The seven Open Systems Interconnection layers are:
Layer 7: The application layer. This is the layer at which communication partners are identified (Is there someone to talk to?), network capacity is assessed (Will the network let me talk to them right now?), and that creates a thing to send or opens the thing received. (This layer is not the application itself, it is the set of services an application should be able to make use of directly, although some applications may perform application layer functions.)
Layer 6: The presentation layer. This layer is usually part of an operating system (OS) and converts incoming and outgoing data from one presentation format to another (for example, from clear text to encrypted text at one end and back to clear text at the other).
Layer 5: The session layer. This layer sets up, coordinates and terminates conversations. Services include authentication and reconnection after an interruption. On the Internet, Transmission Control Protocol (TCP) and User Datagram Protocol (UDP) provide these services for most applications.
Layer 4: The transport layer. This layer manages packetization of data, then the delivery of the packets, including checking for errors in the data once it arrives. On the Internet, TCP and UDP provide these services for most applications as well.
Layer 3: The network layer. This layer handles the addressing and routing of the data (sending it in the right direction to the right destination on outgoing transmissions and receiving incoming transmissions at the packet level). IP is the network layer for the Internet.
Layer 2: The data-link layer. This layer sets up links across the physical network, putting packets into network frames. This layer has two sub-layers, the Logical Link Control Layer and the Media Access Control Layer. Ethernet is the main data link layer in use.
Layer 1: The physical layer. This layer conveys the bit stream through the network at the electrical, optical or radio level. It provides the hardware means of sending and receiving data on a carrier network.
encapsulation:
encapsulation is a method of designing modular communication protocols in which logically separate functions in the network are abstracted from their underlying structures by inclusion or information hiding within higher level objects.
The physical layer is responsible for physical transmission of the data. Link encapsulation allows local area networking and Internet Protocol (IP) provides global addressing of individual computers; Transmission Control Protocol (TCP) adds application or process selection, i.e., the port specifies the service such as a Web or TFTP server.

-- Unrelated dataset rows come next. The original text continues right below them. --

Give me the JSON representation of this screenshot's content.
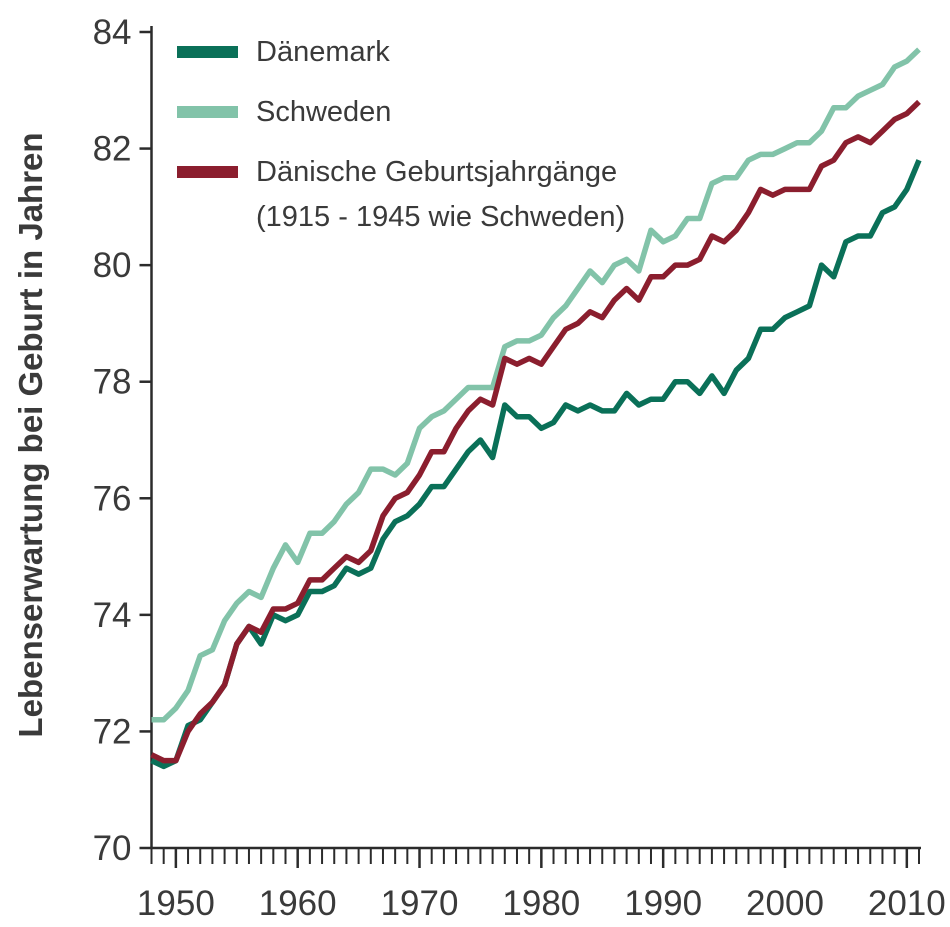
{
  "chart_data": {
    "type": "line",
    "ylabel": "Lebenserwartung bei Geburt in Jahren",
    "xlabel": "",
    "title": "",
    "xlim": [
      1948,
      2011
    ],
    "ylim": [
      70,
      84
    ],
    "x_ticks": [
      1950,
      1960,
      1970,
      1980,
      1990,
      2000,
      2010
    ],
    "y_ticks": [
      70,
      72,
      74,
      76,
      78,
      80,
      82,
      84
    ],
    "grid": false,
    "legend_position": "top-left",
    "x": [
      1948,
      1949,
      1950,
      1951,
      1952,
      1953,
      1954,
      1955,
      1956,
      1957,
      1958,
      1959,
      1960,
      1961,
      1962,
      1963,
      1964,
      1965,
      1966,
      1967,
      1968,
      1969,
      1970,
      1971,
      1972,
      1973,
      1974,
      1975,
      1976,
      1977,
      1978,
      1979,
      1980,
      1981,
      1982,
      1983,
      1984,
      1985,
      1986,
      1987,
      1988,
      1989,
      1990,
      1991,
      1992,
      1993,
      1994,
      1995,
      1996,
      1997,
      1998,
      1999,
      2000,
      2001,
      2002,
      2003,
      2004,
      2005,
      2006,
      2007,
      2008,
      2009,
      2010,
      2011
    ],
    "series": [
      {
        "name": "Dänemark",
        "color": "#0a7058",
        "values": [
          71.5,
          71.4,
          71.5,
          72.1,
          72.2,
          72.5,
          72.8,
          73.5,
          73.8,
          73.5,
          74.0,
          73.9,
          74.0,
          74.4,
          74.4,
          74.5,
          74.8,
          74.7,
          74.8,
          75.3,
          75.6,
          75.7,
          75.9,
          76.2,
          76.2,
          76.5,
          76.8,
          77.0,
          76.7,
          77.6,
          77.4,
          77.4,
          77.2,
          77.3,
          77.6,
          77.5,
          77.6,
          77.5,
          77.5,
          77.8,
          77.6,
          77.7,
          77.7,
          78.0,
          78.0,
          77.8,
          78.1,
          77.8,
          78.2,
          78.4,
          78.9,
          78.9,
          79.1,
          79.2,
          79.3,
          80.0,
          79.8,
          80.4,
          80.5,
          80.5,
          80.9,
          81.0,
          81.3,
          81.8
        ]
      },
      {
        "name": "Schweden",
        "color": "#82c3a9",
        "values": [
          72.2,
          72.2,
          72.4,
          72.7,
          73.3,
          73.4,
          73.9,
          74.2,
          74.4,
          74.3,
          74.8,
          75.2,
          74.9,
          75.4,
          75.4,
          75.6,
          75.9,
          76.1,
          76.5,
          76.5,
          76.4,
          76.6,
          77.2,
          77.4,
          77.5,
          77.7,
          77.9,
          77.9,
          77.9,
          78.6,
          78.7,
          78.7,
          78.8,
          79.1,
          79.3,
          79.6,
          79.9,
          79.7,
          80.0,
          80.1,
          79.9,
          80.6,
          80.4,
          80.5,
          80.8,
          80.8,
          81.4,
          81.5,
          81.5,
          81.8,
          81.9,
          81.9,
          82.0,
          82.1,
          82.1,
          82.3,
          82.7,
          82.7,
          82.9,
          83.0,
          83.1,
          83.4,
          83.5,
          83.7
        ]
      },
      {
        "name": "Dänische Geburtsjahrgänge (1915 - 1945 wie Schweden)",
        "legend_lines": [
          "Dänische Geburtsjahrgänge",
          "(1915 - 1945 wie Schweden)"
        ],
        "color": "#8b1e2e",
        "values": [
          71.6,
          71.5,
          71.5,
          72.0,
          72.3,
          72.5,
          72.8,
          73.5,
          73.8,
          73.7,
          74.1,
          74.1,
          74.2,
          74.6,
          74.6,
          74.8,
          75.0,
          74.9,
          75.1,
          75.7,
          76.0,
          76.1,
          76.4,
          76.8,
          76.8,
          77.2,
          77.5,
          77.7,
          77.6,
          78.4,
          78.3,
          78.4,
          78.3,
          78.6,
          78.9,
          79.0,
          79.2,
          79.1,
          79.4,
          79.6,
          79.4,
          79.8,
          79.8,
          80.0,
          80.0,
          80.1,
          80.5,
          80.4,
          80.6,
          80.9,
          81.3,
          81.2,
          81.3,
          81.3,
          81.3,
          81.7,
          81.8,
          82.1,
          82.2,
          82.1,
          82.3,
          82.5,
          82.6,
          82.8
        ]
      }
    ]
  }
}
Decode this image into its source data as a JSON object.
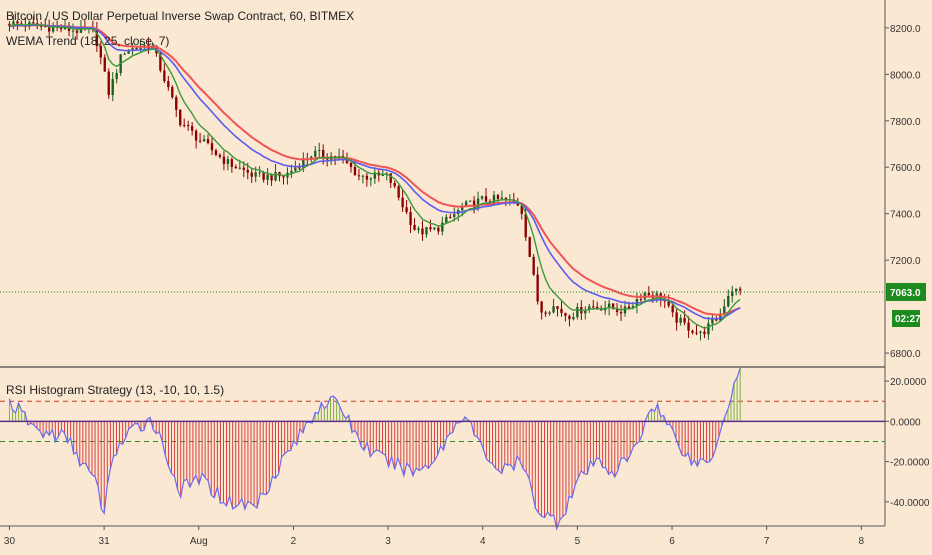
{
  "header": {
    "title": "Bitcoin / US Dollar Perpetual Inverse Swap Contract, 60, BITMEX",
    "indicator_label": "WEMA Trend (18, 25, close, 7)",
    "oscillator_label": "RSI Histogram Strategy (13, -10, 10, 1.5)"
  },
  "price_badge": "7063.0",
  "timer_badge": "02:27",
  "colors": {
    "background": "#fbe8d2",
    "candle_up": "#1b5e20",
    "candle_down": "#8b0000",
    "ema_red": "#f05454",
    "ema_blue": "#5b5bf0",
    "ema_green": "#3a9a3a",
    "badge_green": "#1e8b1e",
    "hist_red": "#d94040",
    "hist_green": "#7db344",
    "rsi_line": "#6a6af0",
    "upper_band": "#c0392b",
    "lower_band": "#2e8b2e",
    "zero_line": "#5b2d8e"
  },
  "chart_data": [
    {
      "type": "candlestick",
      "title": "Bitcoin / US Dollar Perpetual Inverse Swap Contract, 60, BITMEX",
      "y_tick_labels": [
        "8200.0",
        "8000.0",
        "7800.0",
        "7600.0",
        "7400.0",
        "7200.0",
        "6800.0"
      ],
      "y_ticks": [
        8200,
        8000,
        7800,
        7600,
        7400,
        7200,
        6800
      ],
      "ylim": [
        6740,
        8320
      ],
      "x_tick_labels": [
        "30",
        "31",
        "Aug",
        "2",
        "3",
        "4",
        "5",
        "6",
        "7",
        "8"
      ],
      "x": [
        0,
        1,
        2,
        3,
        4,
        5,
        6,
        7,
        8,
        9
      ],
      "xlim": [
        -0.1,
        9.25
      ],
      "last_price": 7063.0,
      "close_path": {
        "x": [
          0,
          0.5,
          0.9,
          1.05,
          1.2,
          1.5,
          1.8,
          2.0,
          2.3,
          2.6,
          2.9,
          3.2,
          3.5,
          3.7,
          4.0,
          4.3,
          4.5,
          4.8,
          5.0,
          5.2,
          5.4,
          5.6,
          5.75,
          5.9,
          6.1,
          6.3,
          6.5,
          6.7,
          6.9,
          7.0,
          7.1,
          7.3,
          7.5,
          7.62,
          7.7
        ],
        "y": [
          8220,
          8200,
          8180,
          7920,
          8100,
          8130,
          7800,
          7720,
          7620,
          7560,
          7560,
          7660,
          7640,
          7560,
          7560,
          7320,
          7330,
          7430,
          7460,
          7460,
          7440,
          6980,
          7000,
          6960,
          7000,
          7000,
          6980,
          7060,
          7040,
          6960,
          6930,
          6880,
          6960,
          7080,
          7063
        ]
      },
      "series": [
        {
          "name": "WEMA Trend (18, 25, close, 7)",
          "x": [
            0,
            1.0,
            1.5,
            1.8,
            2.0,
            2.3,
            2.6,
            2.9,
            3.2,
            3.5,
            3.8,
            4.1,
            4.4,
            4.7,
            5.0,
            5.3,
            5.6,
            5.9,
            6.2,
            6.5,
            6.8,
            7.1,
            7.4,
            7.6,
            7.7
          ],
          "values": [
            8230,
            8170,
            8140,
            7980,
            7850,
            7720,
            7630,
            7570,
            7610,
            7650,
            7600,
            7520,
            7450,
            7430,
            7450,
            7440,
            7160,
            7040,
            7020,
            7020,
            7030,
            6980,
            6940,
            6950,
            6990
          ]
        }
      ]
    },
    {
      "type": "bar",
      "title": "RSI Histogram Strategy (13, -10, 10, 1.5)",
      "y_tick_labels": [
        "20.0000",
        "0.0000",
        "-20.0000",
        "-40.0000"
      ],
      "y_ticks": [
        20,
        0,
        -20,
        -40
      ],
      "ylim": [
        -52,
        27
      ],
      "upper_level": 10,
      "lower_level": -10,
      "x": [
        0,
        0.3,
        0.6,
        0.9,
        1.0,
        1.1,
        1.3,
        1.5,
        1.7,
        1.8,
        2.0,
        2.3,
        2.6,
        2.9,
        3.1,
        3.3,
        3.5,
        3.7,
        3.9,
        4.1,
        4.3,
        4.5,
        4.8,
        5.0,
        5.2,
        5.4,
        5.6,
        5.8,
        6.0,
        6.2,
        6.4,
        6.6,
        6.8,
        7.0,
        7.2,
        7.4,
        7.6,
        7.7
      ],
      "values": [
        10,
        -5,
        -8,
        -30,
        -45,
        -15,
        -5,
        2,
        -22,
        -35,
        -28,
        -40,
        -42,
        -18,
        -5,
        10,
        8,
        -10,
        -18,
        -22,
        -25,
        -18,
        5,
        -15,
        -25,
        -20,
        -45,
        -50,
        -30,
        -20,
        -25,
        -15,
        10,
        -5,
        -20,
        -20,
        10,
        25
      ]
    }
  ]
}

During encapsulation, each layer builds a protocol data unit (PDU) by adding a header (and sometimes trailer) containing control information to the PDU from the layer above. For example, in the Internet protocol suite, the contents of a web page are encapsulated with an HTTP header, then by a TCP header, an IP header, and, finally, by a frame header and trailer. The frame is forwarded to the destination node as a stream of bits, where it is decapsulated (or de-encapsulated) into the respective PDUs and interpreted at each layer by the receiving node.
The result of encapsulation is that each lower layer provides a service to the layer or layers above it, while at the same time each layer communicates with its corresponding layer on the receiving node. These are known as adjacent-layer interaction and same-layer interaction, respectively.
In discussions of encapsulation, the more abstract layer is often called the upper layer protocol while the more specific layer is called the lower layer protocol. Sometimes, however, the terms upper layer protocols and lower layer protocols are used to describe the layers above and below IP, respectively.
Encapsulation is a characteristic feature of most networking models, including both the OSI model and TCP/IP suite of protocols.